In North Carolina, chief economist Gerald Cohen discussed what the Triangle area is seeing.

"The Triangle area is an area where you're seeing a lot of job creation, a lot of people moving into the area," Cohen said. "So even if there is a recession, this data, again, does not suggest that's the case. It could be that the Triangle area would not necessarily have declining growth, it would likely slow. This data just says that the Triangle economy ... will remain supercharged."

The July jobs report come as restaurateurs Leonardo and Zweli Williams are preparing to open a third restaurant in Durham.

Ekhaya is coming to the American Tobacco Campus in Fall 2022.

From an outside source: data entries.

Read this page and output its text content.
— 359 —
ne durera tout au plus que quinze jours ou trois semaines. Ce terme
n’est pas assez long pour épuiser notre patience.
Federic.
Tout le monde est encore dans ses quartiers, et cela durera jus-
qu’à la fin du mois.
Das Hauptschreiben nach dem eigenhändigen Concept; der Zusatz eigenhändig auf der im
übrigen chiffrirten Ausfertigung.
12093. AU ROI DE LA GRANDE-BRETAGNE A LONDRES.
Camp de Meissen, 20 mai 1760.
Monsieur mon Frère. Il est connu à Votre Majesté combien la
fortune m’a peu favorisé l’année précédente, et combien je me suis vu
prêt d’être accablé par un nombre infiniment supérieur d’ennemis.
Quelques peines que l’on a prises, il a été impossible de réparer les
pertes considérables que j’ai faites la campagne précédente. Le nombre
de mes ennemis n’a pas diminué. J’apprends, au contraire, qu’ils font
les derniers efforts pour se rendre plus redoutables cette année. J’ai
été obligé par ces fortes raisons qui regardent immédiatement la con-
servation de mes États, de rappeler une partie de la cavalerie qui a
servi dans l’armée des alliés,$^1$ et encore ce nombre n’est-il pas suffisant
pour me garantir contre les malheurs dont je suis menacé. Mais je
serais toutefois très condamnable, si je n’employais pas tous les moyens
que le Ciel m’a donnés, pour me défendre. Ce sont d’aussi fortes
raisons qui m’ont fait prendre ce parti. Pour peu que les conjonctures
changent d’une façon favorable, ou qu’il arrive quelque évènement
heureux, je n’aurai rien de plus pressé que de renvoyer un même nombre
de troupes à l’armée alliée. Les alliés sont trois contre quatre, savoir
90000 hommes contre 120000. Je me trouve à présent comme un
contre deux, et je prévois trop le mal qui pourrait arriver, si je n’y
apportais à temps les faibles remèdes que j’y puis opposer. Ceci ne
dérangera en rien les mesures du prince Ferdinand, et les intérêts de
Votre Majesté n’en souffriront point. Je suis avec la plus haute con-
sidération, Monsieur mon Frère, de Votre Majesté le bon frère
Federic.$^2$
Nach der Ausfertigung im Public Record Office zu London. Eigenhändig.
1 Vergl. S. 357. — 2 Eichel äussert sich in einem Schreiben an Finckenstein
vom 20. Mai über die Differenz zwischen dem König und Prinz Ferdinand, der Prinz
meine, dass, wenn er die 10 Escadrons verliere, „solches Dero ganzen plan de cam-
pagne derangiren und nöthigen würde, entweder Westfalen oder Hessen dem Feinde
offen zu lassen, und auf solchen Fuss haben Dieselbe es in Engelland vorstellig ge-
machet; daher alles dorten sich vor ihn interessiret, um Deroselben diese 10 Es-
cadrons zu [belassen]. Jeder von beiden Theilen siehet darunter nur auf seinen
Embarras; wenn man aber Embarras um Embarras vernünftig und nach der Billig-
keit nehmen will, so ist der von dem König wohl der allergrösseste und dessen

"We are taking African food and kind of modernizing it to be tapas," Zweli Williams said. "We just want to bring more awareness to African food."

The owners hope it will be a diverse environment for people to work in. Leonardo Williams, who is also a Durham City Councilman, said the Bull City is seeing a turn in the labor market, especially at the entry level.

"Folks are coming back to the market, they're coming back to work," Leonardo Williams said. "We offer careers, not just jobs and the environment in which we employ and work together as a work family, that's everything to us."

The couple said they'll continue to build in Durham and support local, including hiring locally.

"We're hiring for a social media position, manager, we want it to be local," Leonardo said. "We're contracting artists to come in to beautify all of our locations. We want to give folks a salary and healthcare, that's how we're investing. That's what Durham small business is all about."